Share your flooding story

Photo credit: City of Peterborough

For an increasing number of Canadians, the sound of rain outside the window isn’t just pleasant background noise or a reason not to go outside – it brings with it a feeling of dread. More and more of us know what it’s like for that rain to flow right into our homes and businesses, wreaking havoc.

As part of our collaborative to address urban flooding in Ontario, we’re reaching out and inviting Ontario residents and business owners to share their stories. Join our Facebook group, or share your story anonymously by commenting on this post or via our website. We’ll also be circulating a survey in the next few months to get more detailed information about people’s experiences.

2017 was a big year for flooding, and several large floods made the news (Ottawa, Montreal, Windsor, Toronto Island), forcing the issue into the mainstream. But flooding is happening all over our cities, often much less dramatically but nevertheless with huge negative consequences. Often it has nothing to do with rivers or lakes overflowing their banks. Even an inch of water in a basement can cost thousands of dollars to clean up, and for people living in basement apartments it can mean being forced out of their homes.

No one wants their home or neighbourhood to be known as a place that floods, which can prevent people from speaking out and coming together to demand action. Homeowners quietly try to solve their own problems in isolation, sometimes with incomplete information and little access to resources. Renters often have no option but to live with the damage (potentially exposing themselves to health problems due to exposure to sewage or mould growth) or face being without a place to live.

We’re not going to make progress in this way. Flooding is caused by a range of factors – increased runoff due to urbanization, aging municipal stormwater systems, drainage at the property level, more extreme rainfall due to climate change – and we all need to work together to solve it.

One thing we can do is try to take away the stigma of having had a flooded basement. We need people to speak up and share their stories so that we can know the extent of the problem and make a plan to take action.

So tell us about your experience. How did you get flooded?
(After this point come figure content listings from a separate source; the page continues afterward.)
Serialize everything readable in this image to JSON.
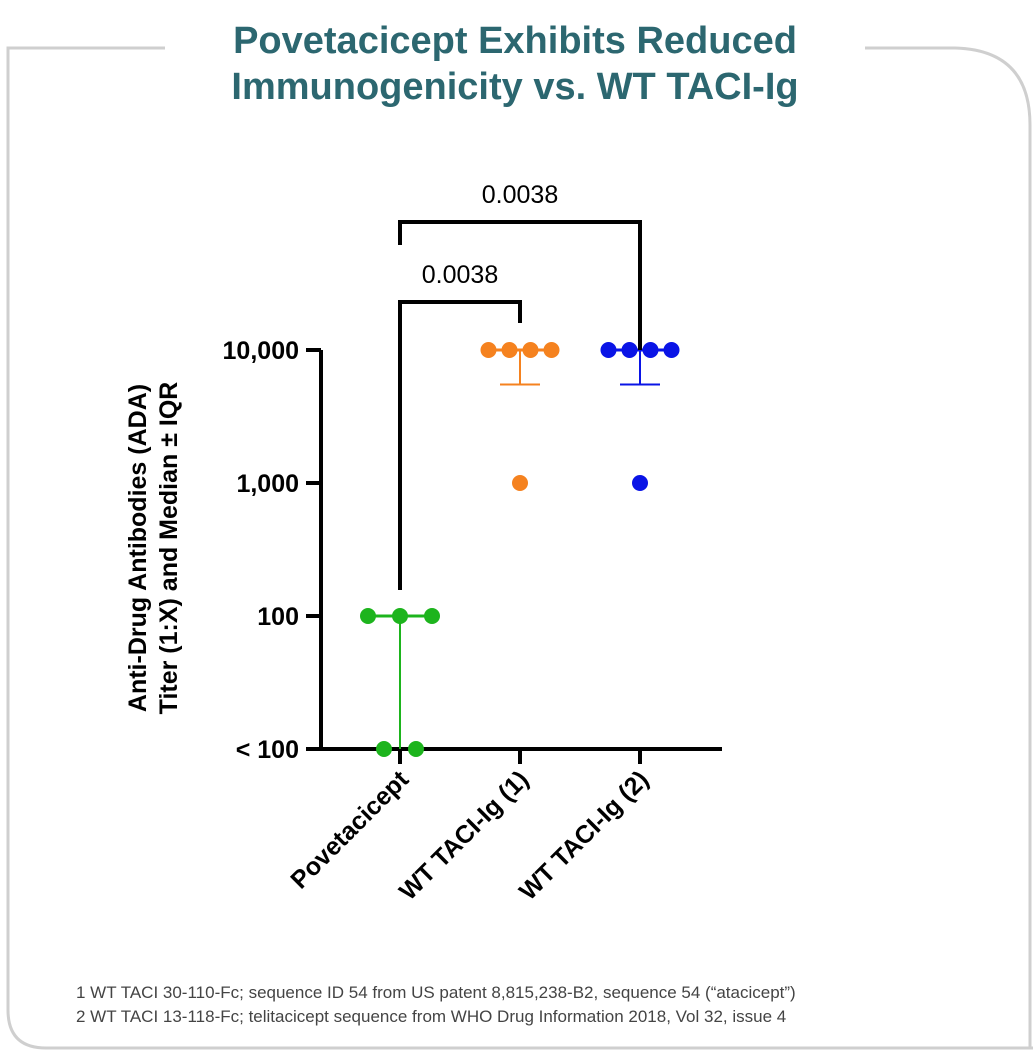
{
  "title": "Povetacicept Exhibits Reduced Immunogenicity vs. WT TACI-Ig",
  "title_lines": [
    "Povetacicept Exhibits Reduced",
    "Immunogenicity vs. WT TACI-Ig"
  ],
  "footnotes": [
    "1 WT TACI 30-110-Fc; sequence ID 54 from US patent 8,815,238-B2, sequence 54 (“atacicept”)",
    "2 WT TACI 13-118-Fc; telitacicept sequence from WHO Drug Information 2018, Vol 32, issue 4"
  ],
  "colors": {
    "title": "#2c6770",
    "frame": "#cfcfcf"
  },
  "chart_data": {
    "type": "scatter",
    "ylabel_lines": [
      "Anti-Drug Antibodies (ADA)",
      "Titer (1:X) and Median ± IQR"
    ],
    "yscale": "log",
    "yticks": [
      {
        "value": "<100",
        "label": "< 100"
      },
      {
        "value": 100,
        "label": "100"
      },
      {
        "value": 1000,
        "label": "1,000"
      },
      {
        "value": 10000,
        "label": "10,000"
      }
    ],
    "categories": [
      "Povetacicept",
      "WT TACI-Ig (1)",
      "WT TACI-Ig (2)"
    ],
    "series": [
      {
        "category": "Povetacicept",
        "color": "#1db41d",
        "points": [
          100,
          100,
          100,
          "<100",
          "<100"
        ],
        "median": 100,
        "iqr": [
          "<100",
          100
        ]
      },
      {
        "category": "WT TACI-Ig (1)",
        "color": "#f5821f",
        "points": [
          10000,
          10000,
          10000,
          10000,
          1000
        ],
        "median": 10000,
        "iqr": [
          5500,
          10000
        ]
      },
      {
        "category": "WT TACI-Ig (2)",
        "color": "#0a14e6",
        "points": [
          10000,
          10000,
          10000,
          10000,
          1000
        ],
        "median": 10000,
        "iqr": [
          5500,
          10000
        ]
      }
    ],
    "comparisons": [
      {
        "from": "Povetacicept",
        "to": "WT TACI-Ig (1)",
        "p": "0.0038"
      },
      {
        "from": "Povetacicept",
        "to": "WT TACI-Ig (2)",
        "p": "0.0038"
      }
    ],
    "grid": false,
    "legend": "none"
  }
}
Has it happened more than once? What did you lose? Did you miss work or lose your job? Did you have to pay out of pocket or was it covered by insurance? How did you handle the cleanup? Did you do anything to try to solve the problem? Are you confident that you won’t be flooded again?

Comment on this post, join our Facebook group or submit anonymously through our website.

1 Comment

  1. I live in a condo apartment on the first floor. Thank God we were not flooded in the two previous “washouts ” , but in the first one our basement rec. room was flooded along with our locker storage room. This was disconcerting to the majority of the seniors who live here.

    It took three months to correct the situation. Sure we got a new rug in our rec. room, new exercise equipment, a new T.V.and new furniture. Of course our insurance rates went up.

    I called our insurance company about getting flood damage for our unit as we were on the first floor. They would not touch us.

    We neighbor Windsor,and for those who were flooded a second time their insurance would no longer cover them.

    This is going to be an on going problem due to climate warming, antiquated infrastructure and who knows what else?